Honeybees just may have a new hope for survival, courtesy of a little company that could. Minnesota residents Betty and Jack Thomas were hobby beekeepers for three decades before coming up with an idea to help score scarce supplies for both themselves and their peers – thwarting Colony Collapse Disorder(CCD) in the process.

Jack Thomas decided to start a beekeeping supply business as a cottage industry near the lake where he and Betty live in Hackensack. The little honeybee business blossomed as quickly as a well pollinated flower. Mann Lake Limited is now often regarded as royalty on the queen bee scene.

Researchers, beekeepers, and environmentalists first noticed the rapidly disappearing honeybee population in 2006. Since bees pollinate at least 70 percent of the food we eat to survive, Colony Collapse Disorder should be a common phrase used on the nightly news, but it is not.

Honeybees typically gather closely around the queen bee and feed off of honey stored in the hive throughout the winter. When the winter is particularly harsh and long, some bees are forced to leave the cluster to look for food – and never return. As previously reported by The Inquisitr, neonicotinoids are often blamed for a nervous system disorder which prevents the bees from being able to navigate properly and find their hives.

The California drought also caused a significant loss of honeybees in the state which can usually be counted upon to resupply beekeepers in the spring. Many Iowa beekeepers are now ordering replacement honeybees from Georgia due to the lack of stock in California.

Jack and Betty Thomas had this to say about their motivation and doing their part to help save the bees:

“We employ more people than live in Hackensack. When you are a hobby beekeeper you start out with the equipment which we make. Now you need bees to put in that equipment. Always in the back of the mind is: What else can we do? Where can we expand? What new products can we come up with? The bees, that’s what it’s all about.”

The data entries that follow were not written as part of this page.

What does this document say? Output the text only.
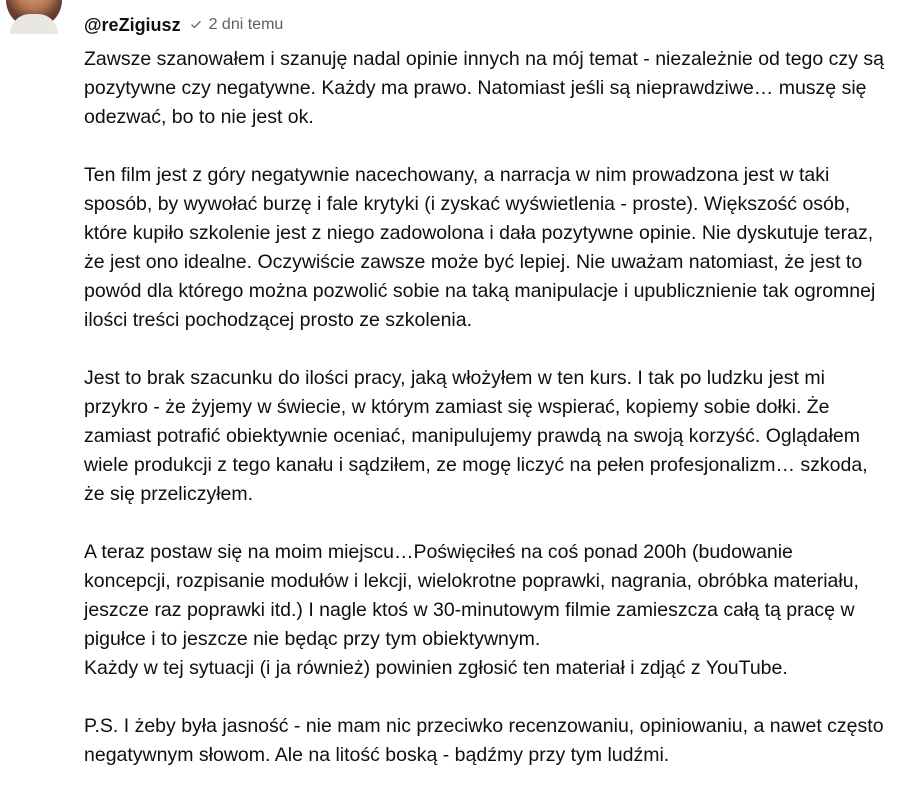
@reZigiusz 2 dni temu

Zawsze szanowałem i szanuję nadal opinie innych na mój temat - niezależnie od tego czy są pozytywne czy negatywne. Każdy ma prawo. Natomiast jeśli są nieprawdziwe… muszę się odezwać, bo to nie jest ok.

Ten film jest z góry negatywnie nacechowany, a narracja w nim prowadzona jest w taki sposób, by wywołać burzę i fale krytyki (i zyskać wyświetlenia - proste). Większość osób, które kupiło szkolenie jest z niego zadowolona i dała pozytywne opinie. Nie dyskutuje teraz, że jest ono idealne. Oczywiście zawsze może być lepiej. Nie uważam natomiast, że jest to powód dla którego można pozwolić sobie na taką manipulacje i upublicznienie tak ogromnej ilości treści pochodzącej prosto ze szkolenia.

Jest to brak szacunku do ilości pracy, jaką włożyłem w ten kurs. I tak po ludzku jest mi przykro - że żyjemy w świecie, w którym zamiast się wspierać, kopiemy sobie dołki. Że zamiast potrafić obiektywnie oceniać, manipulujemy prawdą na swoją korzyść. Oglądałem wiele produkcji z tego kanału i sądziłem, ze mogę liczyć na pełen profesjonalizm… szkoda, że się przeliczyłem.

A teraz postaw się na moim miejscu…Poświęciłeś na coś ponad 200h (budowanie koncepcji, rozpisanie modułów i lekcji, wielokrotne poprawki, nagrania, obróbka materiału, jeszcze raz poprawki itd.) I nagle ktoś w 30-minutowym filmie zamieszcza całą tą pracę w pigułce i to jeszcze nie będąc przy tym obiektywnym.
Każdy w tej sytuacji (i ja również) powinien zgłosić ten materiał i zdjąć z YouTube.

P.S. I żeby była jasność - nie mam nic przeciwko recenzowaniu, opiniowaniu, a nawet często negatywnym słowom. Ale na litość boską - bądźmy przy tym ludźmi.
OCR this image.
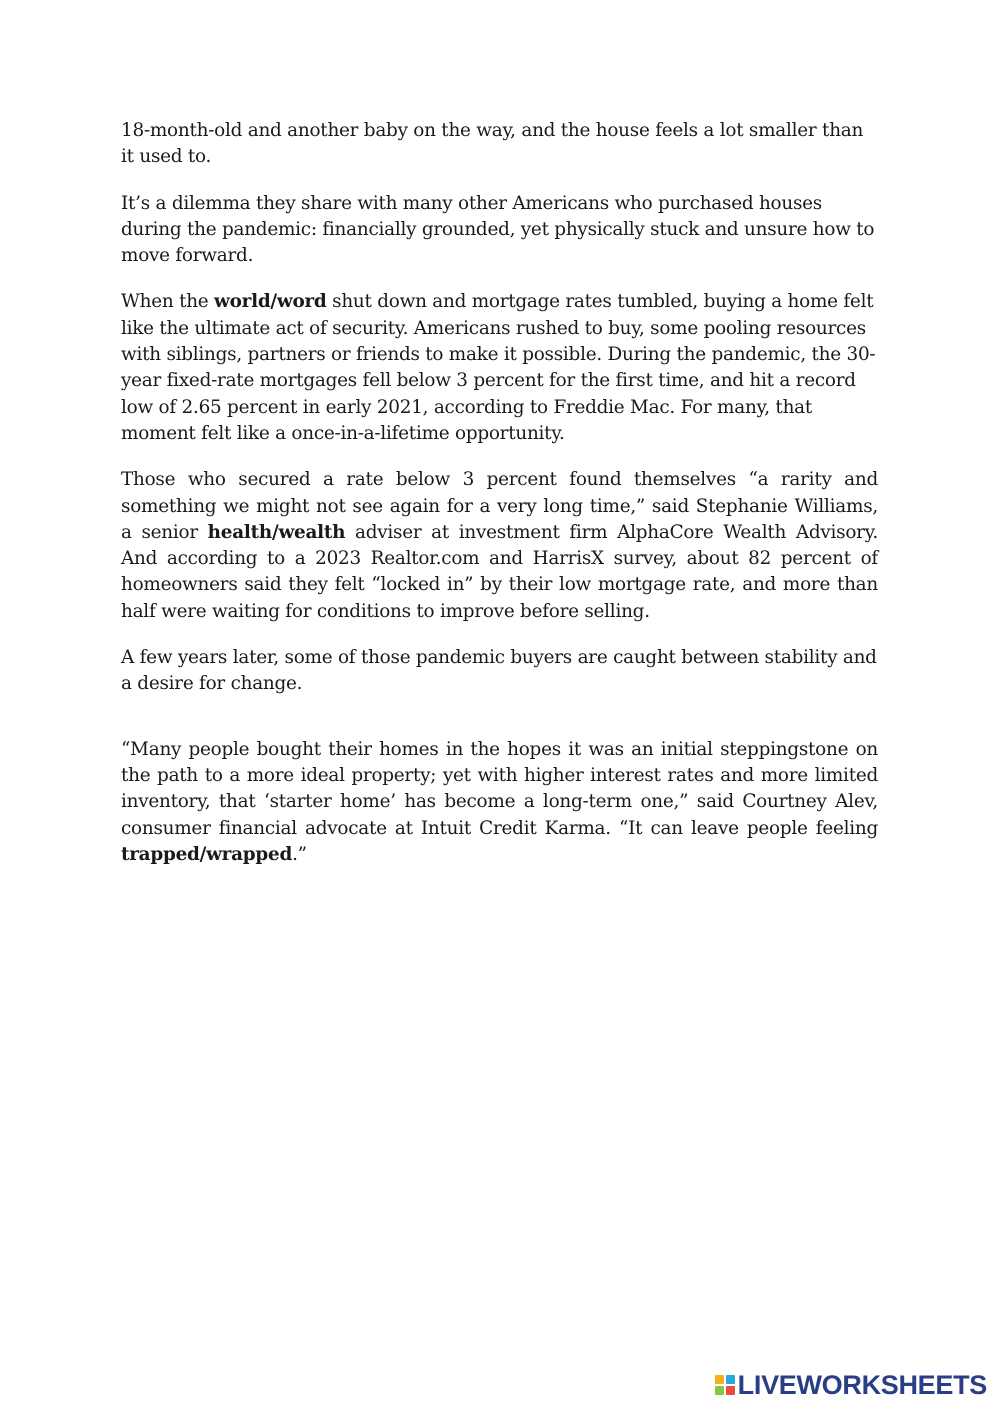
18-month-old and another baby on the way, and the house feels a lot smaller than it used to.

It’s a dilemma they share with many other Americans who purchased houses during the pandemic: financially grounded, yet physically stuck and unsure how to move forward.

When the world/word shut down and mortgage rates tumbled, buying a home felt like the ultimate act of security. Americans rushed to buy, some pooling resources with siblings, partners or friends to make it possible. During the pandemic, the 30-year fixed-rate mortgages fell below 3 percent for the first time, and hit a record low of 2.65 percent in early 2021, according to Freddie Mac. For many, that moment felt like a once-in-a-lifetime opportunity.

Those who secured a rate below 3 percent found themselves “a rarity and something we might not see again for a very long time,” said Stephanie Williams, a senior health/wealth adviser at investment firm AlphaCore Wealth Advisory. And according to a 2023 Realtor.com and HarrisX survey, about 82 percent of homeowners said they felt “locked in” by their low mortgage rate, and more than half were waiting for conditions to improve before selling.

A few years later, some of those pandemic buyers are caught between stability and a desire for change.

“Many people bought their homes in the hopes it was an initial steppingstone on the path to a more ideal property; yet with higher interest rates and more limited inventory, that ‘starter home’ has become a long-term one,” said Courtney Alev, consumer financial advocate at Intuit Credit Karma. “It can leave people feeling trapped/wrapped.”

LIVEWORKSHEETS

In early May, millions of honeybees embark on a non-stop 30-hour trip from California to Mann Lake in Minnesota. They arrive on pallets filled with 2,000 wooden crates. Each of the crates contains a queen bee and 15,000 worker bees. The pollinators generate so much heat, the semi trucks containing the bees have to be refrigerated in order to keep them alive during the long journey.

Mann Lake Limited currently employees 350 people who make food for bees to eat during the off-season, hives, and other various items necessary for beekeeping. The Minnesota couple hopes that the business they started helps give the honeybees a fighting chance for survival. Having no children of their own, Jack and Betty have turned the beekeeping business over to their employees to make sure their vital Colony Collapse Disorder project continues long after they are gone.